David Dyer-Bennet: "I like this image, and this print from what I can see (seeing both the snapshot of the actual print, and the photographer's JPEG, is interesting).
"That's probably a crane boom, but whatever it is, it raises the question of where the photo was taken from (alignment is wrong for the photo to be from the crane control cabin). Do you happen to know? Not actually important of course.
"The diagonal of the boom coming in draws the eye in, and it's beautifully parallel to the far river bank. The bird right in the middle is great to stop your eye rather than following the boom on out the other side. And the nearer parts of the city look sharp and immediate, and then aerial perspective kicks in, giving us gradations of distance. This is a really nice photo.
"The 'rule' about full black to full white is like the 'rule' about composition in thirds and all the other 'rules'—a starting point for thinking about things. They're 'rules of thumb,' not real rules. I know, I know, lots of people don't get that. As rules of thumb, I think they're useful—beginners should think about why they are violating them, and not do it for no reason. Experts should pay no attention to rules of thumb; they're for beginners.
"Very often, you want the widest range of tones available, so that you can make details visible in multiple areas of different densities, so if you don't go to the ends of the scale in both directions, you're making a flatter print than you have to and thus making some details less clear than you could. But some images want to be somewhat flat.

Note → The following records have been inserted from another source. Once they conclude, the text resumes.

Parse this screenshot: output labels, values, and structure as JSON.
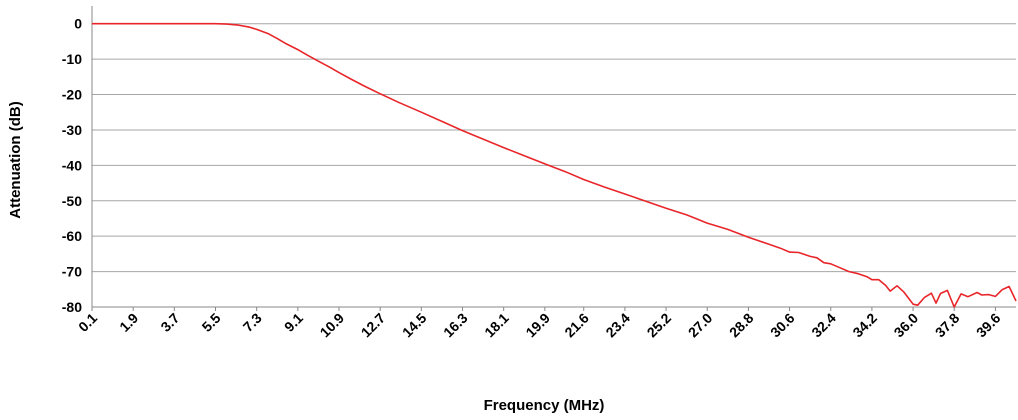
{
  "chart_data": {
    "type": "line",
    "title": "",
    "xlabel": "Frequency (MHz)",
    "ylabel": "Attenuation (dB)",
    "xlim": [
      0.1,
      40.5
    ],
    "ylim": [
      -80,
      5
    ],
    "x_ticks": [
      "0.1",
      "1.9",
      "3.7",
      "5.5",
      "7.3",
      "9.1",
      "10.9",
      "12.7",
      "14.5",
      "16.3",
      "18.1",
      "19.9",
      "21.6",
      "23.4",
      "25.2",
      "27.0",
      "28.8",
      "30.6",
      "32.4",
      "34.2",
      "36.0",
      "37.8",
      "39.6"
    ],
    "y_ticks": [
      "0",
      "-10",
      "-20",
      "-30",
      "-40",
      "-50",
      "-60",
      "-70",
      "-80"
    ],
    "grid": true,
    "legend": "none",
    "series": [
      {
        "color": "#e8262a",
        "x": [
          0.1,
          1.9,
          3.7,
          5.5,
          6.0,
          6.5,
          7.0,
          7.3,
          7.8,
          8.2,
          8.6,
          9.1,
          9.5,
          10.0,
          10.5,
          10.9,
          11.5,
          12.0,
          12.7,
          13.5,
          14.5,
          15.4,
          16.3,
          17.2,
          18.1,
          19.0,
          19.9,
          20.8,
          21.6,
          22.5,
          23.4,
          24.3,
          25.2,
          26.1,
          27.0,
          27.9,
          28.8,
          29.2,
          29.7,
          30.2,
          30.6,
          31.0,
          31.5,
          31.8,
          32.1,
          32.4,
          32.8,
          33.2,
          33.6,
          34.0,
          34.2,
          34.5,
          34.8,
          35.0,
          35.3,
          35.6,
          35.8,
          36.0,
          36.2,
          36.5,
          36.8,
          37.0,
          37.2,
          37.5,
          37.8,
          38.1,
          38.4,
          38.8,
          39.0,
          39.3,
          39.6,
          39.9,
          40.2,
          40.5
        ],
        "y": [
          0,
          0,
          0,
          0,
          -0.1,
          -0.4,
          -1.0,
          -1.6,
          -2.8,
          -4.2,
          -5.7,
          -7.3,
          -8.8,
          -10.6,
          -12.3,
          -13.8,
          -15.9,
          -17.6,
          -19.8,
          -22.2,
          -25.0,
          -27.6,
          -30.2,
          -32.6,
          -35.0,
          -37.3,
          -39.6,
          -41.8,
          -44.0,
          -46.1,
          -48.1,
          -50.1,
          -52.1,
          -54.0,
          -56.3,
          -58.1,
          -60.3,
          -61.2,
          -62.3,
          -63.4,
          -64.5,
          -64.6,
          -65.7,
          -66.1,
          -67.5,
          -67.8,
          -68.9,
          -70.0,
          -70.6,
          -71.5,
          -72.3,
          -72.3,
          -73.9,
          -75.5,
          -74.0,
          -75.8,
          -77.5,
          -79.2,
          -79.5,
          -77.3,
          -76.1,
          -78.9,
          -76.2,
          -75.3,
          -80.2,
          -76.3,
          -77.1,
          -75.9,
          -76.6,
          -76.5,
          -77.0,
          -75.1,
          -74.2,
          -78.3
        ]
      }
    ]
  }
}
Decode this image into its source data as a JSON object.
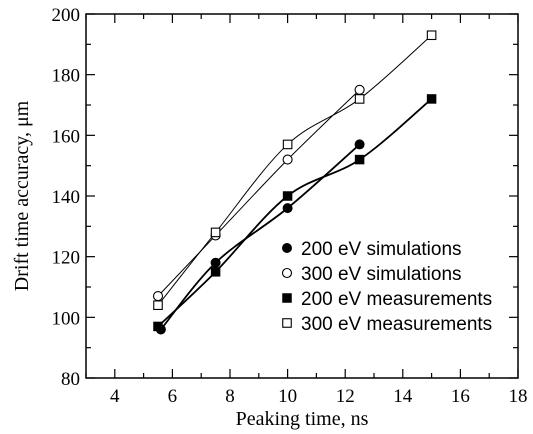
{
  "chart_data": {
    "type": "line",
    "title": "",
    "xlabel": "Peaking time, ns",
    "ylabel": "Drift time accuracy, μm",
    "xlim": [
      3,
      18
    ],
    "ylim": [
      80,
      200
    ],
    "x_ticks": [
      4,
      6,
      8,
      10,
      12,
      14,
      16,
      18
    ],
    "y_ticks": [
      80,
      100,
      120,
      140,
      160,
      180,
      200
    ],
    "grid": false,
    "legend_position": "bottom-right",
    "series": [
      {
        "name": "200 eV simulations",
        "marker": "filled-circle",
        "color": "#000000",
        "x": [
          5.6,
          7.5,
          10,
          12.5
        ],
        "y": [
          96,
          118,
          136,
          157
        ]
      },
      {
        "name": "300 eV simulations",
        "marker": "open-circle",
        "color": "#000000",
        "x": [
          5.5,
          7.5,
          10,
          12.5
        ],
        "y": [
          107,
          127,
          152,
          175
        ]
      },
      {
        "name": "200 eV measurements",
        "marker": "filled-square",
        "color": "#000000",
        "x": [
          5.5,
          7.5,
          10,
          12.5,
          15
        ],
        "y": [
          97,
          115,
          140,
          152,
          172
        ]
      },
      {
        "name": "300 eV measurements",
        "marker": "open-square",
        "color": "#000000",
        "x": [
          5.5,
          7.5,
          10,
          12.5,
          15
        ],
        "y": [
          104,
          128,
          157,
          172,
          193
        ]
      }
    ]
  }
}
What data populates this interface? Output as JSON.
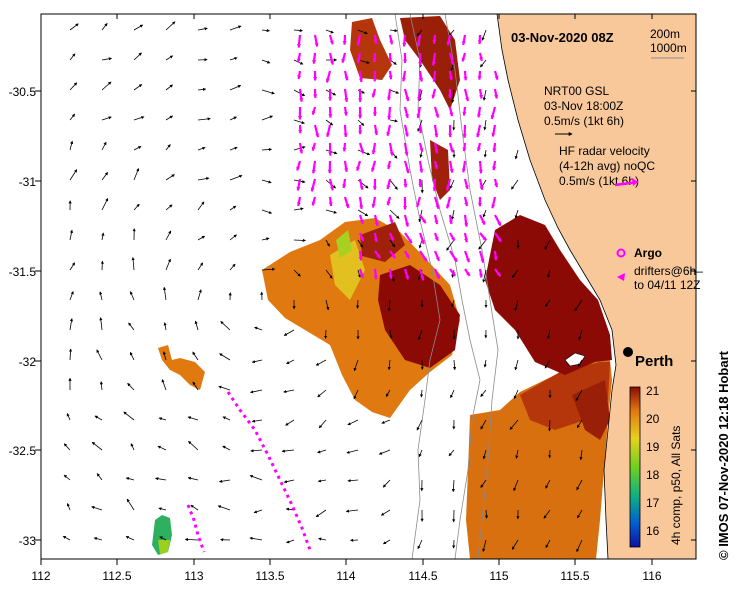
{
  "title": "03-Nov-2020 08Z",
  "depth_legend": {
    "contour_a": "200m",
    "contour_b": "1000m"
  },
  "wind": {
    "line1": "NRT00 GSL",
    "line2": "03-Nov 18:00Z",
    "line3": "0.5m/s (1kt 6h)"
  },
  "radar": {
    "line1": "HF radar velocity",
    "line2": "(4-12h avg) noQC",
    "line3": "0.5m/s (1kt 6h)"
  },
  "argo_label": "Argo",
  "drifters": {
    "line1": "drifters@6h–",
    "line2": "to 04/11 12Z"
  },
  "city": "Perth",
  "colorbar": {
    "ticks": [
      "21",
      "20",
      "19",
      "18",
      "17",
      "16"
    ],
    "label": "4h comp, p50, All Sats"
  },
  "credit": "©  IMOS 07-Nov-2020 12:18 Hobart",
  "axes": {
    "x_ticks": [
      "112",
      "112.5",
      "113",
      "113.5",
      "114",
      "114.5",
      "115",
      "115.5",
      "116"
    ],
    "y_ticks": [
      "-30.5",
      "-31",
      "-31.5",
      "-32",
      "-32.5",
      "-33"
    ]
  },
  "colors": {
    "land": "#f8c89b",
    "vector": "#ff00ff",
    "sst_hot": "#8b0a05"
  }
}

"Most of my work, I find, when trying to make 'good' prints, is about suppressing distractions. (Usually, a print that's going to be good has the important stuff fairly good to begin with, not needing huge alteration. Usually.) Mostly by darkening things, but I've resorted to masked blurs and such also. (And cropping comes in, but usually earlier in my head.)"

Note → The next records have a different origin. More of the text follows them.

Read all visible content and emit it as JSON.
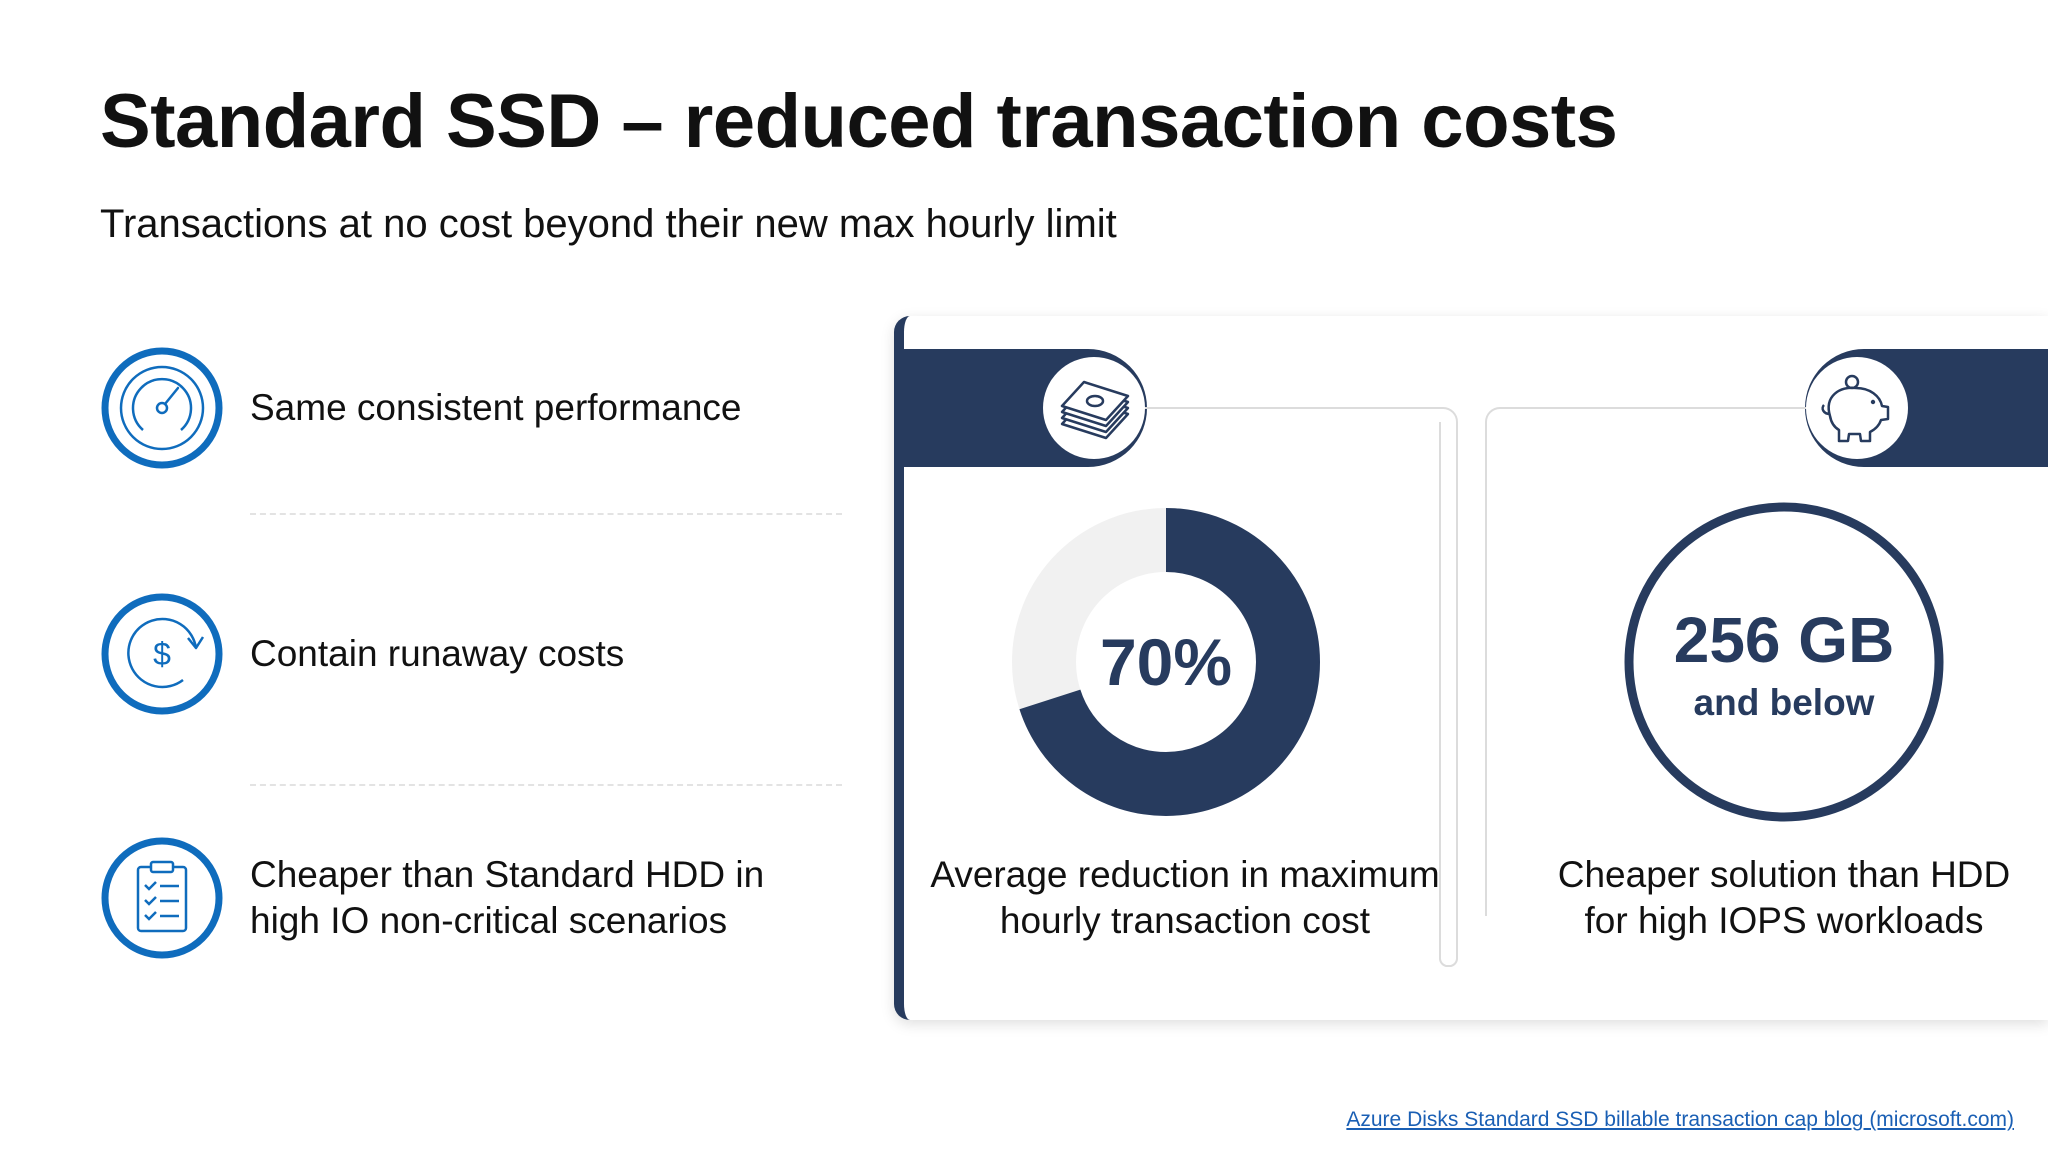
{
  "slide": {
    "title": "Standard SSD – reduced transaction costs",
    "subtitle": "Transactions at no cost beyond their new max hourly limit"
  },
  "features": [
    {
      "icon": "gauge-icon",
      "label": "Same consistent performance"
    },
    {
      "icon": "dollar-cycle-icon",
      "label": "Contain runaway costs"
    },
    {
      "icon": "checklist-icon",
      "label_line1": "Cheaper than Standard HDD in",
      "label_line2": "high IO non-critical scenarios"
    }
  ],
  "stats": [
    {
      "icon": "money-stack-icon",
      "value": "70%",
      "progress_percent": 70,
      "label_line1": "Average reduction in maximum",
      "label_line2": "hourly transaction cost"
    },
    {
      "icon": "piggy-bank-icon",
      "value": "256 GB",
      "value_sub": "and below",
      "label_line1": "Cheaper solution than HDD",
      "label_line2": "for high IOPS workloads"
    }
  ],
  "footer": {
    "link_text": "Azure Disks Standard SSD billable transaction cap blog (microsoft.com)"
  },
  "colors": {
    "accent_blue": "#0f6cbd",
    "navy": "#273b5e",
    "donut_track": "#f1f1f1"
  }
}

Charles: "Canson Baryta Photographique—it disappeared about a year ago. Version two emerged a few months ago, and people see differences and argue over whether it is an improvement or a decline."
hugh crawford: "Inkjet doesn’t do a very good impression of silver bromide/gelatin on baryta, but it does a remarkable facsimile of platinum printing. It’s just different. I don’t know what to say about inkjet paper that strives to replicate RC papers other than why? I once pointed out that even the best chef would have trouble making a TV dinner from scratch."

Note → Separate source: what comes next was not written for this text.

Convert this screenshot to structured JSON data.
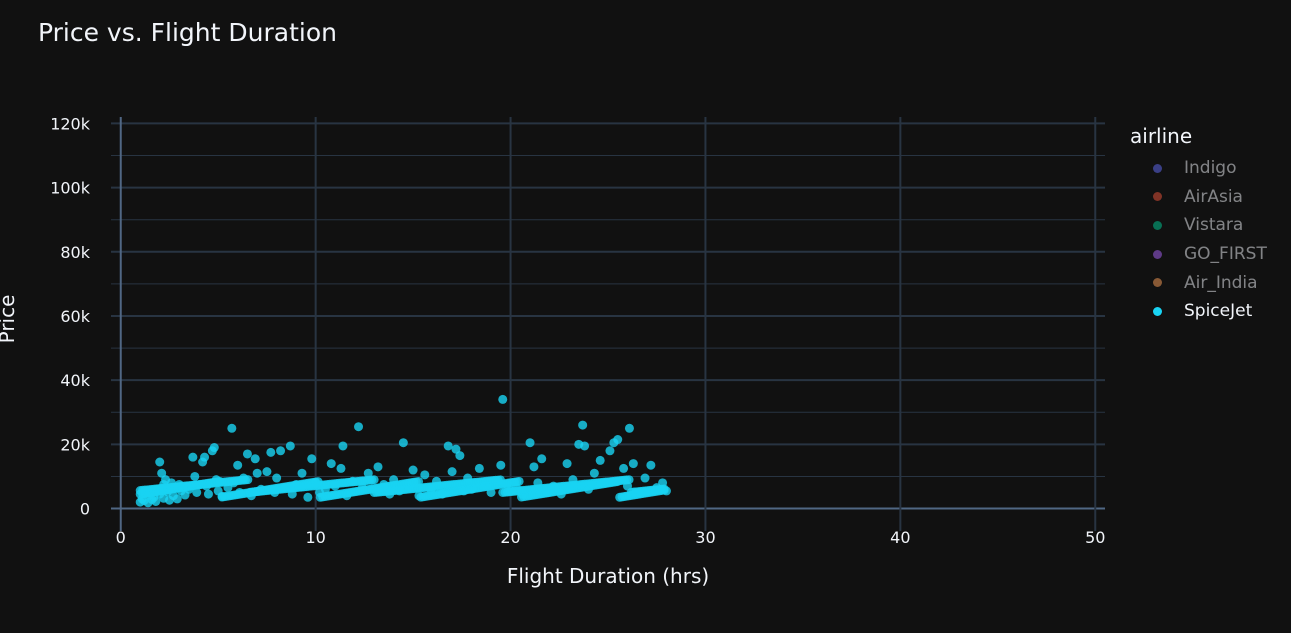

Tom Judd: "Re your comments about packing a print for mailing. You are proposing $50 packing for, in this case, a $5 print. Not practical. The Post Office does have some blame here."
Mike replies: We can disagree here, Tom, and that's okay. But I think it's better and more useful to think of any print as the representative of all the time and all the money you've put into photography over your lifetime—in other words, think of each print as a chunk of what it took you to get to the point of being able to take it and make it. That's why I said it's worthwhile to think about like you just sold it for $2,500. Because, really, what makes a piece of paper with some ink or metalized silver on it worth $2,500 or more? Only that people value it. If you don't value your work, why should you expect others to treat it with respect?